Campy, bitchy, outrageous, and quite a bit more than over the top, Abby Zinzo describes himself as “a cross between Auntie Mame and Louis the Sun King.” Abby has lived a life dedicated to pleasure, and nothing has given him more pleasure than owning, wearing, or merely contemplating the lustrous objects with which women and men have always adorned themselves.
In this sexy, funny book that is part novel and part thesis on jewelry, Abby sits down to record everything he has learned over a lifetime, planning to leave this story along with his collection of valuable stones to his beloved niece, Zeem. He recounts the history of famous gems–like the fabulous Koh-i-Noor and the brilliant blue Hope diamond–and regales us with naughty tales of the women who made the beautiful jewelry their own, including Coco Chanel, the Duchess of Windsor, and Elizabeth Taylor. He also narrates his own sensational life, from Harvard undergraduate to dancer in a notorious Paris drag cabaret to his twilight as a man for whom gender is just another glittering ornament. Sharp, fascinating, and sparkling with its own inner fire, Jewelry Talks is precious gem in and of itself.
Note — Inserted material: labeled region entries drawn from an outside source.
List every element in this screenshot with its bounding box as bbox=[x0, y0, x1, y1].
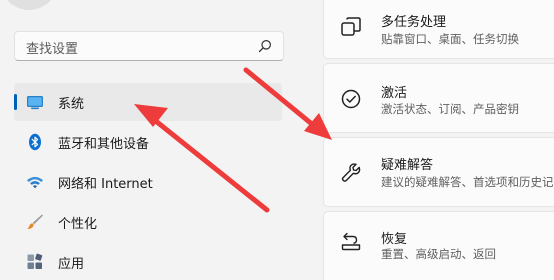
card-description: 激活状态、订阅、产品密钥 bbox=[381, 102, 519, 116]
display-icon bbox=[27, 96, 43, 110]
sidebar-item-label: 系统 bbox=[58, 97, 85, 112]
search-input[interactable]: 查找设置 bbox=[14, 31, 284, 61]
card-title: 疑难解答 bbox=[381, 158, 434, 173]
card-description: 重置、高级启动、返回 bbox=[381, 247, 496, 261]
user-avatar[interactable] bbox=[0, 0, 58, 10]
search-placeholder: 查找设置 bbox=[26, 42, 79, 57]
sidebar-item-personalization[interactable]: 个性化 bbox=[14, 203, 282, 241]
apps-icon bbox=[27, 253, 43, 269]
card-title: 多任务处理 bbox=[381, 15, 447, 30]
sidebar-item-label: 蓝牙和其他设备 bbox=[58, 137, 150, 152]
sidebar-item-system[interactable]: 系统 bbox=[14, 83, 282, 121]
bluetooth-icon bbox=[29, 133, 41, 151]
card-multitasking[interactable]: 多任务处理 贴靠窗口、桌面、任务切换 bbox=[323, 0, 554, 59]
sidebar-item-label: 应用 bbox=[58, 257, 85, 272]
card-troubleshoot[interactable]: 疑难解答 建议的疑难解答、首选项和历史记录 bbox=[323, 137, 554, 207]
card-description: 贴靠窗口、桌面、任务切换 bbox=[381, 32, 519, 46]
sidebar-item-network[interactable]: 网络和 Internet bbox=[14, 163, 282, 201]
activation-check-icon bbox=[341, 89, 361, 109]
search-icon bbox=[258, 40, 271, 53]
recovery-icon bbox=[341, 232, 361, 251]
card-recovery[interactable]: 恢复 重置、高级启动、返回 bbox=[323, 211, 554, 280]
sidebar-item-apps[interactable]: 应用 bbox=[14, 243, 282, 280]
sidebar-item-label: 个性化 bbox=[58, 217, 98, 232]
sidebar-item-label: 网络和 Internet bbox=[58, 177, 153, 192]
brush-icon bbox=[27, 214, 43, 230]
card-description: 建议的疑难解答、首选项和历史记录 bbox=[381, 175, 554, 189]
wifi-icon bbox=[27, 176, 43, 189]
wrench-icon bbox=[341, 163, 361, 182]
card-title: 恢复 bbox=[381, 232, 408, 247]
card-activation[interactable]: 激活 激活状态、订阅、产品密钥 bbox=[323, 63, 554, 133]
sidebar-item-bluetooth[interactable]: 蓝牙和其他设备 bbox=[14, 123, 282, 161]
selection-indicator bbox=[14, 94, 17, 110]
multitasking-icon bbox=[341, 17, 361, 36]
card-title: 激活 bbox=[381, 86, 408, 101]
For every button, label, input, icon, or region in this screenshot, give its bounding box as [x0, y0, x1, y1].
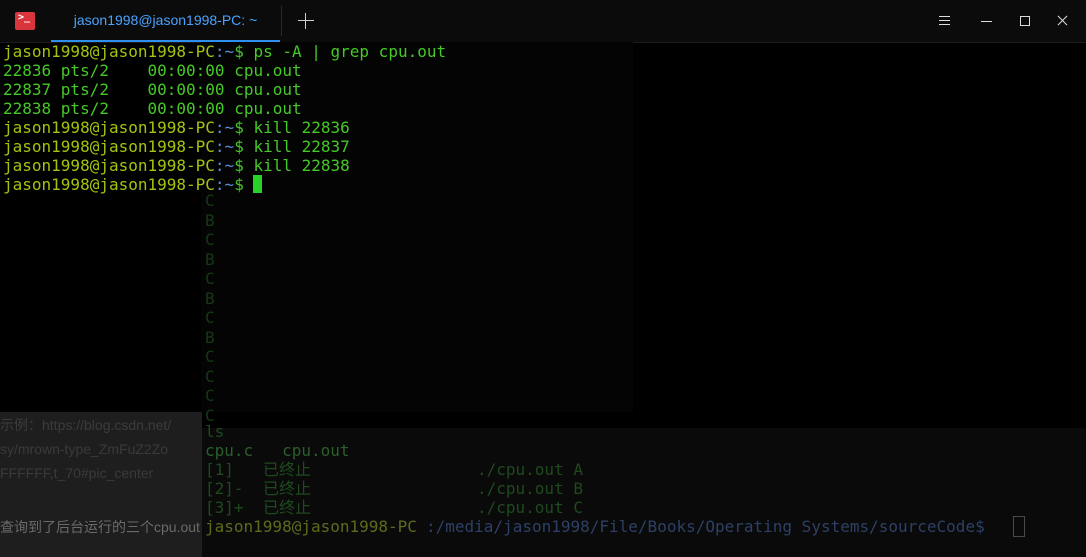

What a curious little book. Part philosophical discourse on the meaning and significance of jewelry, part camp history of some of the great 20th century jewelry lovers and part gender-bending romp through Paris, I wanted to like this more than I actually did. The disparate strands never quite came together cohesively, some of the historical anecdotes could have used a bit more research, and some of the camp bitchiness tipped a little too far towards bitchiness. However, I’ve never read anything else that attempts to synthesize Hegel, Liz Taylor, and the symbolism of a diamond while simultaneously smashing the gender binary, so hats off to the attempt.
p.83 one assertion caught my attention: "In the case of a woman wearing a vulgar diamond solitaire, she might as well be wearing a check around her finger, says Chanel, made out for the amount it costs." which seemed a counter intuitive attribution. I Googled "Chanel diamond solitaire" and mostly found links to diamond solitaire rings sold under the fashion label, rather than any other documentation of that quote, until the Google books link to the very page I was reading.